Dans l’espace sanitaire réservé aux hommes, il n’y avait personne. Le verrou d’une porte était fixé sur le rouge. Yagi cria en indi : « Alisha, es-tu là ? On doit repartir. ». Aucune réponse. Yagi s’agenouilla au ras de la porte dont l’extrémité basse permettait de contrôler si le w-c était occupé ou non, il cria : « Il est ici à terre, il a eu un malaise, appelle vite du personnel pour forcer la porte. »
Je courus jusqu’à la caissière pour signaler que notre chauffeur enfermé dans un sanitaire était évanoui, qu’il fallait ouvrir la porte d’urgence et appeler les secours.
Aussitôt dit, aussitôt fait.
Alisha fut extrait inanimé du cagibi, et étendu sur le dallage. On lui ôta le turban, on lui déboutonna le col de la chemise. Une employée humecta les tempes d’un linge mouillé. Tout à coup, il ouvrit les yeux, releva son buste et un vomi jaune jaillit de sa bouche inondant son torse.
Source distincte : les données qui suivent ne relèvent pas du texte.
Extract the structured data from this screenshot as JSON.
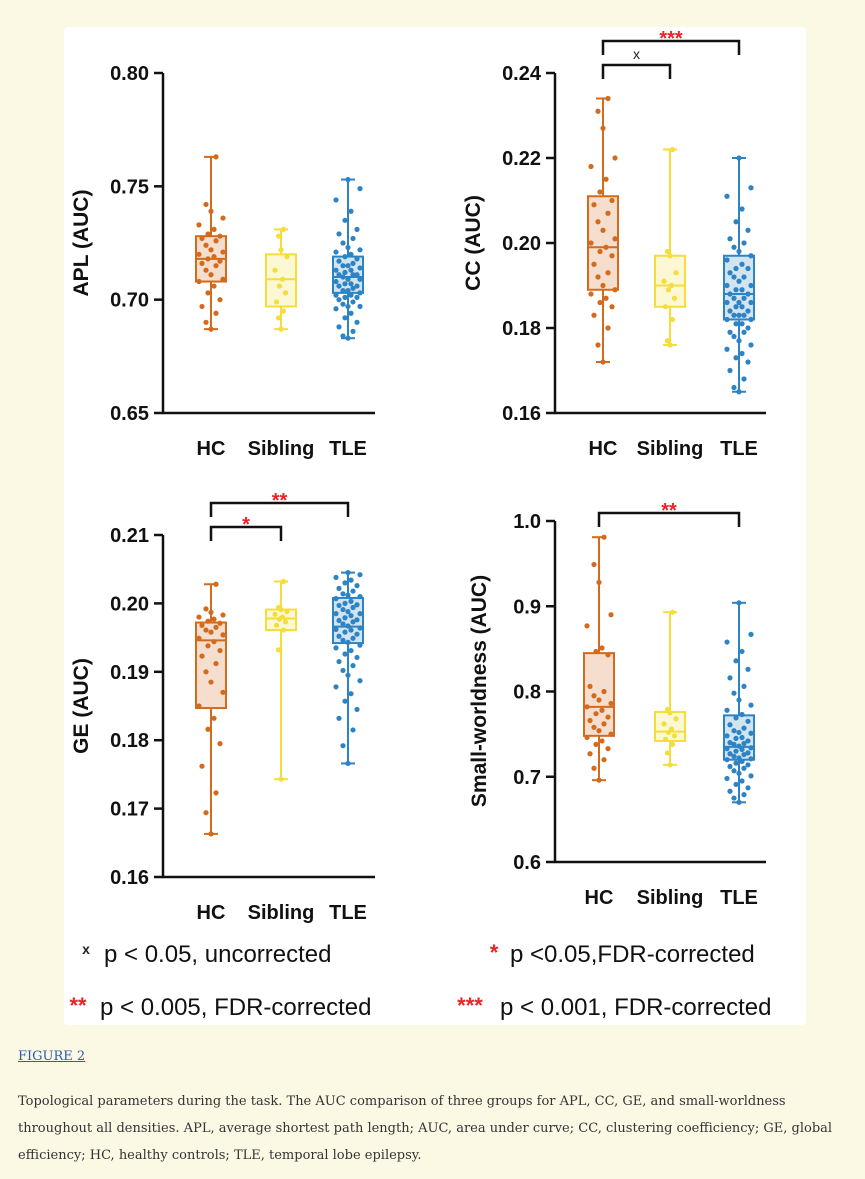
{
  "figure": {
    "link_text": "FIGURE 2",
    "caption": "Topological parameters during the task. The AUC comparison of three groups for APL, CC, GE, and small-worldness throughout all densities. APL, average shortest path length; AUC, area under curve; CC, clustering coefficiency; GE, global efficiency; HC, healthy controls; TLE, temporal lobe epilepsy."
  },
  "legend": {
    "items": [
      {
        "symbol": "x",
        "text": "p < 0.05, uncorrected",
        "color": "#222222"
      },
      {
        "symbol": "*",
        "text": "p <0.05,FDR-corrected",
        "color": "#e8232a"
      },
      {
        "symbol": "**",
        "text": "p < 0.005, FDR-corrected",
        "color": "#e8232a"
      },
      {
        "symbol": "***",
        "text": "p < 0.001, FDR-corrected",
        "color": "#e8232a"
      }
    ]
  },
  "colors": {
    "HC": "#d36a1c",
    "Sibling": "#f3de3a",
    "TLE": "#2d83c3",
    "significance": "#e8232a"
  },
  "chart_data": [
    {
      "type": "box",
      "ylabel": "APL (AUC)",
      "categories": [
        "HC",
        "Sibling",
        "TLE"
      ],
      "ylim": [
        0.65,
        0.8
      ],
      "yticks": [
        "0.65",
        "0.70",
        "0.75",
        "0.80"
      ],
      "series": [
        {
          "group": "HC",
          "min": 0.687,
          "q1": 0.708,
          "median": 0.718,
          "q3": 0.728,
          "max": 0.763,
          "points": [
            0.763,
            0.742,
            0.739,
            0.736,
            0.733,
            0.731,
            0.729,
            0.728,
            0.727,
            0.726,
            0.724,
            0.722,
            0.721,
            0.72,
            0.719,
            0.718,
            0.717,
            0.716,
            0.715,
            0.713,
            0.711,
            0.709,
            0.708,
            0.706,
            0.703,
            0.7,
            0.697,
            0.694,
            0.69,
            0.687
          ]
        },
        {
          "group": "Sibling",
          "min": 0.687,
          "q1": 0.697,
          "median": 0.709,
          "q3": 0.72,
          "max": 0.731,
          "points": [
            0.731,
            0.728,
            0.722,
            0.719,
            0.713,
            0.709,
            0.706,
            0.703,
            0.699,
            0.695,
            0.692,
            0.687
          ]
        },
        {
          "group": "TLE",
          "min": 0.683,
          "q1": 0.703,
          "median": 0.71,
          "q3": 0.719,
          "max": 0.753,
          "points": [
            0.753,
            0.749,
            0.744,
            0.739,
            0.735,
            0.731,
            0.729,
            0.727,
            0.725,
            0.723,
            0.722,
            0.721,
            0.72,
            0.719,
            0.718,
            0.717,
            0.716,
            0.715,
            0.714,
            0.713,
            0.713,
            0.712,
            0.711,
            0.711,
            0.71,
            0.709,
            0.709,
            0.708,
            0.707,
            0.706,
            0.706,
            0.705,
            0.704,
            0.703,
            0.702,
            0.702,
            0.701,
            0.7,
            0.699,
            0.698,
            0.697,
            0.696,
            0.694,
            0.692,
            0.69,
            0.688,
            0.686,
            0.684,
            0.683,
            0.704,
            0.707,
            0.711,
            0.715,
            0.701,
            0.697
          ]
        }
      ],
      "significance": []
    },
    {
      "type": "box",
      "ylabel": "CC (AUC)",
      "categories": [
        "HC",
        "Sibling",
        "TLE"
      ],
      "ylim": [
        0.16,
        0.24
      ],
      "yticks": [
        "0.16",
        "0.18",
        "0.20",
        "0.22",
        "0.24"
      ],
      "series": [
        {
          "group": "HC",
          "min": 0.172,
          "q1": 0.189,
          "median": 0.199,
          "q3": 0.211,
          "max": 0.234,
          "points": [
            0.234,
            0.231,
            0.227,
            0.22,
            0.218,
            0.215,
            0.212,
            0.21,
            0.209,
            0.207,
            0.205,
            0.203,
            0.201,
            0.2,
            0.199,
            0.198,
            0.197,
            0.195,
            0.193,
            0.192,
            0.19,
            0.189,
            0.188,
            0.187,
            0.186,
            0.185,
            0.183,
            0.18,
            0.176,
            0.172
          ]
        },
        {
          "group": "Sibling",
          "min": 0.176,
          "q1": 0.185,
          "median": 0.19,
          "q3": 0.197,
          "max": 0.222,
          "points": [
            0.222,
            0.198,
            0.197,
            0.193,
            0.191,
            0.19,
            0.189,
            0.187,
            0.185,
            0.182,
            0.177,
            0.176
          ]
        },
        {
          "group": "TLE",
          "min": 0.165,
          "q1": 0.182,
          "median": 0.188,
          "q3": 0.197,
          "max": 0.22,
          "points": [
            0.22,
            0.213,
            0.211,
            0.208,
            0.205,
            0.203,
            0.201,
            0.2,
            0.199,
            0.198,
            0.197,
            0.196,
            0.195,
            0.194,
            0.193,
            0.192,
            0.191,
            0.19,
            0.19,
            0.189,
            0.189,
            0.188,
            0.188,
            0.187,
            0.187,
            0.186,
            0.186,
            0.185,
            0.185,
            0.184,
            0.184,
            0.183,
            0.183,
            0.182,
            0.182,
            0.181,
            0.18,
            0.179,
            0.178,
            0.177,
            0.176,
            0.175,
            0.174,
            0.173,
            0.172,
            0.17,
            0.168,
            0.166,
            0.165,
            0.192,
            0.186,
            0.183,
            0.194,
            0.179,
            0.181
          ]
        }
      ],
      "significance": [
        {
          "from": "HC",
          "to": "Sibling",
          "label": "x",
          "color": "#222222",
          "level": 1
        },
        {
          "from": "HC",
          "to": "TLE",
          "label": "***",
          "color": "#e8232a",
          "level": 2
        }
      ]
    },
    {
      "type": "box",
      "ylabel": "GE (AUC)",
      "categories": [
        "HC",
        "Sibling",
        "TLE"
      ],
      "ylim": [
        0.16,
        0.21
      ],
      "yticks": [
        "0.16",
        "0.17",
        "0.18",
        "0.19",
        "0.20",
        "0.21"
      ],
      "series": [
        {
          "group": "HC",
          "min": 0.1663,
          "q1": 0.1847,
          "median": 0.1946,
          "q3": 0.1972,
          "max": 0.2028,
          "points": [
            0.2028,
            0.1992,
            0.1987,
            0.1983,
            0.198,
            0.1977,
            0.1974,
            0.1971,
            0.1968,
            0.1965,
            0.1961,
            0.1958,
            0.1954,
            0.1949,
            0.1944,
            0.1938,
            0.1931,
            0.1923,
            0.1912,
            0.19,
            0.1885,
            0.187,
            0.185,
            0.1832,
            0.1816,
            0.1795,
            0.1762,
            0.1723,
            0.1694,
            0.1663
          ]
        },
        {
          "group": "Sibling",
          "min": 0.1743,
          "q1": 0.1961,
          "median": 0.1978,
          "q3": 0.1991,
          "max": 0.2032,
          "points": [
            0.2032,
            0.1994,
            0.1991,
            0.1988,
            0.1984,
            0.198,
            0.1977,
            0.1973,
            0.1968,
            0.1961,
            0.1932,
            0.1743
          ]
        },
        {
          "group": "TLE",
          "min": 0.1766,
          "q1": 0.1942,
          "median": 0.1966,
          "q3": 0.2008,
          "max": 0.2045,
          "points": [
            0.2045,
            0.2042,
            0.2038,
            0.2034,
            0.203,
            0.2026,
            0.2022,
            0.2018,
            0.2014,
            0.201,
            0.2007,
            0.2003,
            0.2,
            0.1997,
            0.1994,
            0.1991,
            0.1988,
            0.1985,
            0.1982,
            0.1979,
            0.1976,
            0.1973,
            0.197,
            0.1967,
            0.1964,
            0.1961,
            0.1958,
            0.1955,
            0.1952,
            0.1949,
            0.1946,
            0.1943,
            0.1939,
            0.1935,
            0.1931,
            0.1926,
            0.1921,
            0.1915,
            0.1909,
            0.1902,
            0.1895,
            0.1887,
            0.1878,
            0.1868,
            0.1857,
            0.1845,
            0.1832,
            0.1815,
            0.1792,
            0.1766,
            0.1998,
            0.2012,
            0.1985,
            0.1962,
            0.1975
          ]
        }
      ],
      "significance": [
        {
          "from": "HC",
          "to": "Sibling",
          "label": "*",
          "color": "#e8232a",
          "level": 1
        },
        {
          "from": "HC",
          "to": "TLE",
          "label": "**",
          "color": "#e8232a",
          "level": 2
        }
      ]
    },
    {
      "type": "box",
      "ylabel": "Small-worldness (AUC)",
      "categories": [
        "HC",
        "Sibling",
        "TLE"
      ],
      "ylim": [
        0.6,
        1.0
      ],
      "yticks": [
        "0.6",
        "0.7",
        "0.8",
        "0.9",
        "1.0"
      ],
      "series": [
        {
          "group": "HC",
          "min": 0.696,
          "q1": 0.748,
          "median": 0.782,
          "q3": 0.845,
          "max": 0.981,
          "points": [
            0.981,
            0.949,
            0.928,
            0.89,
            0.877,
            0.851,
            0.847,
            0.843,
            0.806,
            0.8,
            0.795,
            0.79,
            0.786,
            0.782,
            0.778,
            0.774,
            0.77,
            0.766,
            0.762,
            0.758,
            0.754,
            0.75,
            0.746,
            0.742,
            0.738,
            0.733,
            0.727,
            0.72,
            0.71,
            0.696
          ]
        },
        {
          "group": "Sibling",
          "min": 0.714,
          "q1": 0.742,
          "median": 0.753,
          "q3": 0.776,
          "max": 0.893,
          "points": [
            0.893,
            0.779,
            0.775,
            0.768,
            0.762,
            0.756,
            0.752,
            0.748,
            0.744,
            0.738,
            0.728,
            0.714
          ]
        },
        {
          "group": "TLE",
          "min": 0.67,
          "q1": 0.72,
          "median": 0.735,
          "q3": 0.772,
          "max": 0.904,
          "points": [
            0.904,
            0.867,
            0.858,
            0.847,
            0.836,
            0.826,
            0.816,
            0.806,
            0.798,
            0.79,
            0.784,
            0.778,
            0.773,
            0.769,
            0.765,
            0.761,
            0.757,
            0.754,
            0.751,
            0.748,
            0.745,
            0.742,
            0.74,
            0.738,
            0.736,
            0.734,
            0.732,
            0.73,
            0.728,
            0.726,
            0.724,
            0.722,
            0.72,
            0.718,
            0.716,
            0.714,
            0.712,
            0.71,
            0.707,
            0.704,
            0.701,
            0.698,
            0.695,
            0.691,
            0.687,
            0.683,
            0.679,
            0.675,
            0.67,
            0.739,
            0.733,
            0.746,
            0.727,
            0.752,
            0.721
          ]
        }
      ],
      "significance": [
        {
          "from": "HC",
          "to": "TLE",
          "label": "**",
          "color": "#e8232a",
          "level": 1
        }
      ]
    }
  ]
}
Quelle odeur, Seigneur !
Il frissonnait. On l’aida à se relever, mais ne tenant pas droit sur les jambes, il s’assit livide sur l’unique chaise du local, attendant le 900 qui avait été alerté.
Je me dis, sans chauffeur, on va être bloqué ici avec la Rolls. Il faudra prévenir l’Ambassade, afin qu’elle envoie un autre chauffeur pour continuer cette journée de vacances à la mer, tandis qu’Alisha sera transporté dans une clinique proche ou obligé de rentrer à Bruxelles en ambulance. Zut, zut, et rezut !
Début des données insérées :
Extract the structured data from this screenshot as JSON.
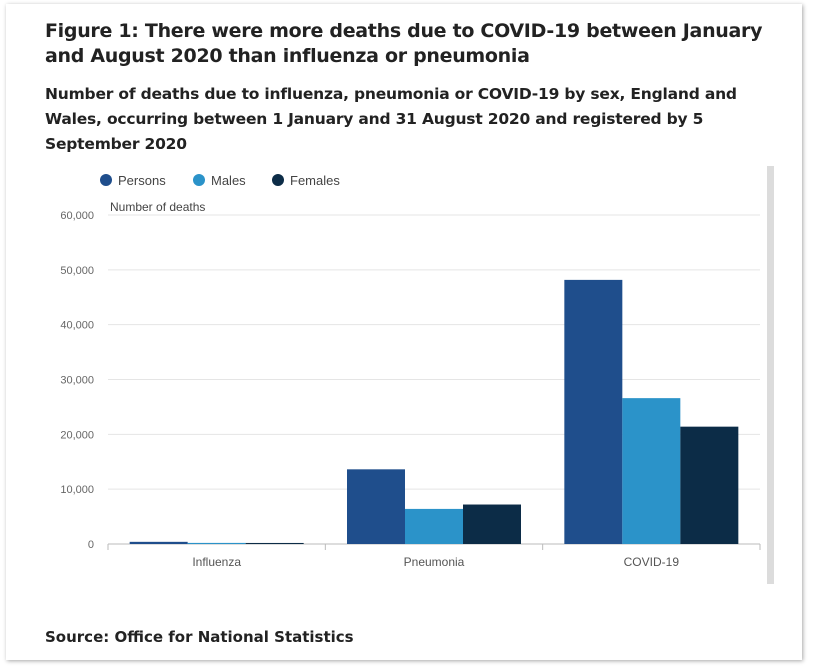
{
  "title": "Figure 1: There were more deaths due to COVID-19 between January and August 2020 than influenza or pneumonia",
  "subtitle": "Number of deaths due to influenza, pneumonia or COVID-19 by sex, England and Wales, occurring between 1 January and 31 August 2020 and registered by 5 September 2020",
  "source": "Source: Office for National Statistics",
  "colors": {
    "persons": "#1f4e8c",
    "males": "#2b93c9",
    "females": "#0c2c47",
    "grid": "#e5e5e5",
    "axis": "#bbbbbb"
  },
  "chart_data": {
    "type": "bar",
    "title": "",
    "xlabel": "",
    "ylabel": "Number of deaths",
    "ylim": [
      0,
      60000
    ],
    "yticks": [
      0,
      10000,
      20000,
      30000,
      40000,
      50000,
      60000
    ],
    "ytick_labels": [
      "0",
      "10,000",
      "20,000",
      "30,000",
      "40,000",
      "50,000",
      "60,000"
    ],
    "categories": [
      "Influenza",
      "Pneumonia",
      "COVID-19"
    ],
    "series": [
      {
        "name": "Persons",
        "values": [
          394,
          13619,
          48168
        ]
      },
      {
        "name": "Males",
        "values": [
          200,
          6400,
          26600
        ]
      },
      {
        "name": "Females",
        "values": [
          190,
          7200,
          21400
        ]
      }
    ],
    "legend": "top-left",
    "grid": true
  }
}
Yagi restait silencieux. Il commanda un jus d’orange et un verre avec une paille.
Il ne demanda pas si je voulais boire quelque chose. Ma bouche était sèche.
– Tu devrais téléphoner à ta mère pour expliquer notre situation.
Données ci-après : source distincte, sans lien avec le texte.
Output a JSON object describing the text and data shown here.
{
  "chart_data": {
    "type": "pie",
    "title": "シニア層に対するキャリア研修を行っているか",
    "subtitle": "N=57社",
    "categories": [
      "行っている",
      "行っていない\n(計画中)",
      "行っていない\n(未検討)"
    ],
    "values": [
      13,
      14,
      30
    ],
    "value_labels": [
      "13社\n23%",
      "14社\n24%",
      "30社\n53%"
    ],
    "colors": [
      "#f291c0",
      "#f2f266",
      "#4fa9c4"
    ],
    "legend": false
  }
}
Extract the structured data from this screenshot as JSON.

– Attendons de voir si Alisha a un simple malaise qui va passer, ou bien si c’est plus grave et qu’il est emmené en clinique pour des examens. Il y a d’autres voitures à l’Ambassade. Si ma mère ne peut venir, elle nous enverra une voiture avec deux serviteurs sachant conduire. Le premier restera avec nous, continuera notre excursion en pilotant la Rolls, et l’autre rentrera dans la seconde voiture à Bruxelles avec ou sans Alisha. Restons calmes.